Now, Casar wants to put his faith that progressive policies can be advanced through deep organizing to the test as a candidate for Congress. Casar announced Thursday that he’ll run in District 35, for a seat that takes in part of Austin and runs down a corridor to San Antonio. Progressive Democrat Lloyd Doggett has represented the district for years. But, under a new map drawn by the Texas legislature on the basis of the 2020 Census, Doggett will now run in the Austin-based 37th district. Both seats are solidly Democratic, and the race for the open seat in the 35th is likely to attract a number of primary contenders.

Casar is jumping into the congressional race early, at a time when Democrats are struggling to wrap their heads around the results from Tuesday’s off-year elections, in which the party suffered serious setbacks in a number of states. There are plenty of political insiders and media pundits who are telling Democrats that the party’s problem is that it has moved too far to the left on issues ranging from the climate crisis to criminal justice reform. But, as Casar pointed out, this is not a time for cautious politics.

The way to battle the right, he explained, is with a bold progressivism that recognizes the necessity of legislative and grassroots work to achieve economic and social and racial justice in a state where right-wing politicians have been attacking worker rights, reproductive rights, and local democracy.

To that end, he has launched his campaign as an ardent supporter of Medicare for All, the Green New Deal, comprehensive immigration reform, strong unions, and abortion rights. He enters the race with support from elected officials in the district, former state senator and gubernatorial candidate Wendy Davis, and the national Working Families Party. “Greg Casar has been a champion for working families on the Austin City Council. And now, it’s time to take the fight to the halls of Congress,” said WFP National Director Maurice Mitchell. “Progressives in Congress need all the backup they can get to pass a big, bold agenda that delivers for working people and demonstrates that government can work for the many.”

For Casar, grassroots organizing is an essential part of the equation. “The victories that mean the most are fought for together,” explained Casar, who promises, “We’re going to be talking to people at the doors, keeping them engaged and inspired.”

Casar sees his bid for Congress as an extension of his work in Austin and across Texas, arguing that “we need to change the state of Texas, but to do that we need representation in Washington that will work on national issues with a clear sense of how they impact Texans.”

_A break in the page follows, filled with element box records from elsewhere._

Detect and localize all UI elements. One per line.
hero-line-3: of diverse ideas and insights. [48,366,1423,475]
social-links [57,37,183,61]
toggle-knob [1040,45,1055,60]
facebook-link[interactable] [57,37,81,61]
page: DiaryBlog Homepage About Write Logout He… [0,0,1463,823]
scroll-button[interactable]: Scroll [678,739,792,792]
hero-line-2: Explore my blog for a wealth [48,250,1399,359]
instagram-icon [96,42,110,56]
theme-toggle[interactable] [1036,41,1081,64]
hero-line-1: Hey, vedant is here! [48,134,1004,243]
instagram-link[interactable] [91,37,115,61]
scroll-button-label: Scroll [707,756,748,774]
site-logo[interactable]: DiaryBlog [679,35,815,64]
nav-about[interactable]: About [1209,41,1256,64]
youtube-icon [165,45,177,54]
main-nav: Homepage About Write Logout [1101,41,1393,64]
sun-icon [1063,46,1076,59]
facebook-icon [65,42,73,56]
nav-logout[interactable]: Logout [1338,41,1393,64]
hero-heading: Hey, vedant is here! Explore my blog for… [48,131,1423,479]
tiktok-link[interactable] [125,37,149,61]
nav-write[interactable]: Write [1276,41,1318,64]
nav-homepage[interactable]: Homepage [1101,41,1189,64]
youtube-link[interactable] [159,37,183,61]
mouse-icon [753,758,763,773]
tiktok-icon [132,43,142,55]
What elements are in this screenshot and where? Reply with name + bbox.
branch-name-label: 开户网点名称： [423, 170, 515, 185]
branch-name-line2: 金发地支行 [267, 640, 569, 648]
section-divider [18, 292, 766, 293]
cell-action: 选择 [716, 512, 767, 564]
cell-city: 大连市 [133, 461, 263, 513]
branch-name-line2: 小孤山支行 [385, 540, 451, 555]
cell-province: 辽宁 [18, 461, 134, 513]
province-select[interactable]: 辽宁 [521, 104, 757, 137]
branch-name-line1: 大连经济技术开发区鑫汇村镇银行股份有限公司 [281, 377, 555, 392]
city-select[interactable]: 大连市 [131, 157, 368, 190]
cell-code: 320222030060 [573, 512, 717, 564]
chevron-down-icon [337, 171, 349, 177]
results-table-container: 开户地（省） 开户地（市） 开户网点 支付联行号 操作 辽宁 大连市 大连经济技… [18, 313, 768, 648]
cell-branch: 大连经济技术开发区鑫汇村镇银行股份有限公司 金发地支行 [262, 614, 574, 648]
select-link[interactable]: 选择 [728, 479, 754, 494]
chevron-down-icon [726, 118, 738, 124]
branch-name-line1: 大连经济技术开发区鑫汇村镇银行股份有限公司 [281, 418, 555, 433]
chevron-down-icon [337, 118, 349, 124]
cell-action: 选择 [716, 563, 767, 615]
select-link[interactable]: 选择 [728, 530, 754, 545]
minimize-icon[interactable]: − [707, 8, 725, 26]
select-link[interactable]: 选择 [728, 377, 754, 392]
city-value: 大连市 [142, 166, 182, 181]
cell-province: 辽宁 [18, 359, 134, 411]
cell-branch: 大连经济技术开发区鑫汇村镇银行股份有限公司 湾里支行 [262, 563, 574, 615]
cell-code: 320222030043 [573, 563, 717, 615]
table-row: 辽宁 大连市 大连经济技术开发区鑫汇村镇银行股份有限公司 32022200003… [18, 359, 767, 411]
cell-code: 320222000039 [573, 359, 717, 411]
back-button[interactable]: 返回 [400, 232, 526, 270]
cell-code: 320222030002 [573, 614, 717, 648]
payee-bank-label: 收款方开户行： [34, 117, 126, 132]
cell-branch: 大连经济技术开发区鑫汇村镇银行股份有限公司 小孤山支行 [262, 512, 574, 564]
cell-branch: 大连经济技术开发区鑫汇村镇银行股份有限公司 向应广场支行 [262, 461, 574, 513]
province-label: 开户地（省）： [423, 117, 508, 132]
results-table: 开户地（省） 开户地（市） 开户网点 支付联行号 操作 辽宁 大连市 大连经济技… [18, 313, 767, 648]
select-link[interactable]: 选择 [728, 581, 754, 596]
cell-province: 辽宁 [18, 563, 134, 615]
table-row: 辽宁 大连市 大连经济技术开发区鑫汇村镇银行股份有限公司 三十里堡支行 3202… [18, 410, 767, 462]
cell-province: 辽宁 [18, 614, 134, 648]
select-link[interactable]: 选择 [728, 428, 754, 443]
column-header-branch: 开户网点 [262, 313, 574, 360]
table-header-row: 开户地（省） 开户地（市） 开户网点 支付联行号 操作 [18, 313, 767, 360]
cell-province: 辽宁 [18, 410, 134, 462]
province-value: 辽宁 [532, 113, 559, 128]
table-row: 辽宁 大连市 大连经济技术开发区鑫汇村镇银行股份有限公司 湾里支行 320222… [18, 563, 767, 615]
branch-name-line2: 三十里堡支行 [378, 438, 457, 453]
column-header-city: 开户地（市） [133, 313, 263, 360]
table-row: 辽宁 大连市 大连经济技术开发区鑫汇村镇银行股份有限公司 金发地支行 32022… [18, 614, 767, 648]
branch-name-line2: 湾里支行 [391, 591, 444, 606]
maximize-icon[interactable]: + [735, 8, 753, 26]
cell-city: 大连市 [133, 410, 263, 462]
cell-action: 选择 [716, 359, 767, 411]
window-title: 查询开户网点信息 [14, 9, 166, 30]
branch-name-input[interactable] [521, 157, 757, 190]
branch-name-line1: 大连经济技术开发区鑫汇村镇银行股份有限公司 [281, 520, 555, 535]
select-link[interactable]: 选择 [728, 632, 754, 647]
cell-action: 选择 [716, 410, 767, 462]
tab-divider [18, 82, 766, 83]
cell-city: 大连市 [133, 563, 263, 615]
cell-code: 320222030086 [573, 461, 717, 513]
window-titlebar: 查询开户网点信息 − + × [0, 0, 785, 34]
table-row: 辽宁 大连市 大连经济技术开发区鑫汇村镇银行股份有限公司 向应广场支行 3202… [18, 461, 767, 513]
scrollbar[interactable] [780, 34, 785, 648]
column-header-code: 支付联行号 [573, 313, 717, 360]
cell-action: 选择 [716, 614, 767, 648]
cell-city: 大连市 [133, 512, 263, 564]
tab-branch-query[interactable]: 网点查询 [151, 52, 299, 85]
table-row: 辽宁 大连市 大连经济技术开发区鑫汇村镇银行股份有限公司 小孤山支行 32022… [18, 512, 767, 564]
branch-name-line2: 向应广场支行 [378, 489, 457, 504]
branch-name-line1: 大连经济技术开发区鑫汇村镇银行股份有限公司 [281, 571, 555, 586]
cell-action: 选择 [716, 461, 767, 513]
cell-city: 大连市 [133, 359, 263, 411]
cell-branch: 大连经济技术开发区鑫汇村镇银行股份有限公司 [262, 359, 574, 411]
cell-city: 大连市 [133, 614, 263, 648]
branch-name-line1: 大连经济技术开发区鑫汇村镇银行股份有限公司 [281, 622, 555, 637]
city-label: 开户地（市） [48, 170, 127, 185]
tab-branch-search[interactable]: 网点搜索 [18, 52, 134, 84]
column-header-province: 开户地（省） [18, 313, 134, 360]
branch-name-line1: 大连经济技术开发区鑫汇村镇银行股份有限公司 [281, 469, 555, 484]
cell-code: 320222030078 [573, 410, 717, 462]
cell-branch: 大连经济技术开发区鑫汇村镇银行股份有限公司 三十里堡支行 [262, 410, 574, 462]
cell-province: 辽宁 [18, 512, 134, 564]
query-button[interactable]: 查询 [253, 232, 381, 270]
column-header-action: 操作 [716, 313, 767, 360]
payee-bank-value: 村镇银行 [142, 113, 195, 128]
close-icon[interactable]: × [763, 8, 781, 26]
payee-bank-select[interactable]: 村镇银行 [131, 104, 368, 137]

Take voting rights, which are under siege by the Texas legislature. As a member of Congress, Casar says he would bring a sense of urgency to fights to enact democracy reforms, such as the For the People Act and the John Lewis Voting Rights Advancement Act. But, understanding that the political makeup of Congress can stall progressive legislation, he says he would keep organizing in Austin and other communities in the 35th District—working on the ground to register new voters and get them to the polls. “From my first election in 2014 to my reelection in 2020, we’ve doubled turnout in my city council district,” he said. “That’s what Republicans fear.”

Maintaining a constant focus on organizing is demanding. But Casar is right: “We’re at our best when we stop talking about what we can’t do, and start working on what we must do.” That’s advice Democrats in Texas and nationally, who are facing a daunting 2022 election cycle, should heed now more than ever.